Plane surface milling force prediction with fillet end milling cutter under pre-determined inclination angle

Abstract

Fillet end milling is widely used in mould, aerospace, shipping manufacture and other fields. As one of the important parameter in milling machining, milling force is related to machining efficiency and quality, as well as tool wear, but it is difficult to predict. Aiming at fillet end milling under a pre-determined inclination angle, considering cutter run-out, this paper presents a cutting force coefficients identification model related to chip thickness and axial position angle, and then achieve milling force prediction. A parametric relationship among feed direction, cutter axis and to-be-machined surface are established, and then, the analytic expression of previous swept surface, to-be-machined surface and cutter envelope surface is derived. Boundary curves of cutter workpiece engagement (CWE) are established based on spatial surface intersection analytically. The criterion of the cutter edge element involved in cutting is proposed. Judging element along the cutter edge one by one, whereafter the algorithm of in-cut-cutting edge (ICCE) is proposed. Combining mechanical force model with chip thickness considering feed direction and cutter run-out, a milling force prediction model is established.
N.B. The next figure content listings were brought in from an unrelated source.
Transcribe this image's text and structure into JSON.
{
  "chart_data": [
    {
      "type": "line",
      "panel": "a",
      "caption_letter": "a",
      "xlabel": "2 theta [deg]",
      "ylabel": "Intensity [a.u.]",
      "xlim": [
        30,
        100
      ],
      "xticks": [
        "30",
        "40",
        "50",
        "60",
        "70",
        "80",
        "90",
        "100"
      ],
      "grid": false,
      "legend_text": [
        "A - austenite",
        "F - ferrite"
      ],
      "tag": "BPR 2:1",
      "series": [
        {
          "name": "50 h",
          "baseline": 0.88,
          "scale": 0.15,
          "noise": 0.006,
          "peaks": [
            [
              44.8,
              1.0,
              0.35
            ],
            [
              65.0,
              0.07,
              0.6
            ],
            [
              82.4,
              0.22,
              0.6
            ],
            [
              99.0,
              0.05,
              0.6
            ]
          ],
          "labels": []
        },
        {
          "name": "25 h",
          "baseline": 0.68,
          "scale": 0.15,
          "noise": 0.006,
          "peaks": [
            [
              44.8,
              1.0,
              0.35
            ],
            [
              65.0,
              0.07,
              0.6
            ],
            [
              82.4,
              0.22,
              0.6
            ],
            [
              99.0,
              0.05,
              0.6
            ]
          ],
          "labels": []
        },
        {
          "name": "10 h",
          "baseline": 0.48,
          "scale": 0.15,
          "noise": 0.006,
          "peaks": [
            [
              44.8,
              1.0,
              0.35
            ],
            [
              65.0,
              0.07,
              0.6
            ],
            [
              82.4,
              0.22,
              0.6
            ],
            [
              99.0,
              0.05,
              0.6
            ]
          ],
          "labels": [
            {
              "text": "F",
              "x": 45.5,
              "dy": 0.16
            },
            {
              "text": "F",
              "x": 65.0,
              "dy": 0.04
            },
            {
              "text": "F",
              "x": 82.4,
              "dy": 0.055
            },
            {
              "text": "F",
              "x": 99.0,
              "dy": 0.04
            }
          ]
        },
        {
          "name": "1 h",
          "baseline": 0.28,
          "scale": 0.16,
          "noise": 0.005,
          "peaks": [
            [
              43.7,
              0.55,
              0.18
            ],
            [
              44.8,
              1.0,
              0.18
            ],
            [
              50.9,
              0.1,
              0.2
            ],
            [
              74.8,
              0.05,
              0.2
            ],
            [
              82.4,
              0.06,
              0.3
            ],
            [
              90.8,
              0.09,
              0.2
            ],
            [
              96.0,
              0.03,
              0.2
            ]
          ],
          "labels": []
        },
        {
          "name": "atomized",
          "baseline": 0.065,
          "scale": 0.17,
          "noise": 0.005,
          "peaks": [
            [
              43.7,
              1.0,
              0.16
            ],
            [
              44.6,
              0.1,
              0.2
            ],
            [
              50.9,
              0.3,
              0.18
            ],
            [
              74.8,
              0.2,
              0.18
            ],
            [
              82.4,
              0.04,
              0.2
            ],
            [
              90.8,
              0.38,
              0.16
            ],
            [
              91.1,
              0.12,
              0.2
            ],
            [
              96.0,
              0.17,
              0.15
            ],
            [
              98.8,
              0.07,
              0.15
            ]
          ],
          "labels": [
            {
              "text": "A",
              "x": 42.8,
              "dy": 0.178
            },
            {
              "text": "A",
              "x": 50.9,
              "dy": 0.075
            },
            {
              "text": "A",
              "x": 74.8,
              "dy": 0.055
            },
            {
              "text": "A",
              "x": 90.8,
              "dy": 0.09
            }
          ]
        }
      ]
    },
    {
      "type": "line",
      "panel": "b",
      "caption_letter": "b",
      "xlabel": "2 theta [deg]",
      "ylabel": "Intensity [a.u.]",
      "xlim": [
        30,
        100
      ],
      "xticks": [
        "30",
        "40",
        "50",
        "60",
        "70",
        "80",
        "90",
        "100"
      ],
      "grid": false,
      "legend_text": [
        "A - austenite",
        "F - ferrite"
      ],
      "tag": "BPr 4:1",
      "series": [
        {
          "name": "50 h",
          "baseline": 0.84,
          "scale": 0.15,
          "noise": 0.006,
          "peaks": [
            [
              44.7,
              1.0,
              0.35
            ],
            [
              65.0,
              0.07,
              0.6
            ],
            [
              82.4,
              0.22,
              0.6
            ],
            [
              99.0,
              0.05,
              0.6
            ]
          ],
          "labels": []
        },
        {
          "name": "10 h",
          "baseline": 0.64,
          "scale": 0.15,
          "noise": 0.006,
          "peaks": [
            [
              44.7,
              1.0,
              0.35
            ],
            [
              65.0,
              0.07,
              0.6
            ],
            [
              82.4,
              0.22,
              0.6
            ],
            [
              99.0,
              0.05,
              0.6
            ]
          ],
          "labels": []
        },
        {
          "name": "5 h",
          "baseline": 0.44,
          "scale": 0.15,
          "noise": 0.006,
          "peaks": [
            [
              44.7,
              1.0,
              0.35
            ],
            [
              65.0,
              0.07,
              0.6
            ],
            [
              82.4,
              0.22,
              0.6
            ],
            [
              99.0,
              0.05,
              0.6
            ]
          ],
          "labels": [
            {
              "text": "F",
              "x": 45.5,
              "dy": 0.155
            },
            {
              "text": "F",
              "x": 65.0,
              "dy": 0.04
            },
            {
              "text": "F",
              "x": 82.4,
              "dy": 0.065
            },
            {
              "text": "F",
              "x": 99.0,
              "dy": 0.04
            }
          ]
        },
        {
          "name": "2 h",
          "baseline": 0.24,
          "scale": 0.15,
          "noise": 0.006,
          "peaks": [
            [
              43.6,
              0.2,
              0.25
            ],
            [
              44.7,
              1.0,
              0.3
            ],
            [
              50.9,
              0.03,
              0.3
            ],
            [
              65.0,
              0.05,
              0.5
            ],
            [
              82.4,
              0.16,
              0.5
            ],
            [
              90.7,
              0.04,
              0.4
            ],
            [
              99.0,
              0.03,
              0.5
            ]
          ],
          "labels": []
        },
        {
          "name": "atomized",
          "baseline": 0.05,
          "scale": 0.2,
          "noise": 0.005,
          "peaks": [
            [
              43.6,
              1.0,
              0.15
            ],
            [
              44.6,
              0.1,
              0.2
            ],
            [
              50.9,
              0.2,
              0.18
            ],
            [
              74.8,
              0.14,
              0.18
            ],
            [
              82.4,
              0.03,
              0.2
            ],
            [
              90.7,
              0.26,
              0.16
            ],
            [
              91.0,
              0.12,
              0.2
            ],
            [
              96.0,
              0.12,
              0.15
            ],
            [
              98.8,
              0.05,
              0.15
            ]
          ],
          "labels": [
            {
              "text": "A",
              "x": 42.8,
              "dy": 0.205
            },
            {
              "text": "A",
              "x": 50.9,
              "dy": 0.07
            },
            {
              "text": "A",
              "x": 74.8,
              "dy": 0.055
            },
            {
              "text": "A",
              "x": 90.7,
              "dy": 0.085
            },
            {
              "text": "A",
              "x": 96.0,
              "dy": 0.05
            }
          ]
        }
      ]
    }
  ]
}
Based on the method of undetermined coefficients, combining average instantaneous measured force, coefficients corresponding to axial position angle and chip thickness are solved. Further instantaneous peak measured force is used to obtain cutter run-out parameters. Simulation and experiments show that CWE agrees well with that of experiment and ICCE is consistent well with that of simulation. Milling force experiments of different machining parameters show the milling force coefficients and run-out parameters can be applied to fillet end milling under pre-determined inclination angle well.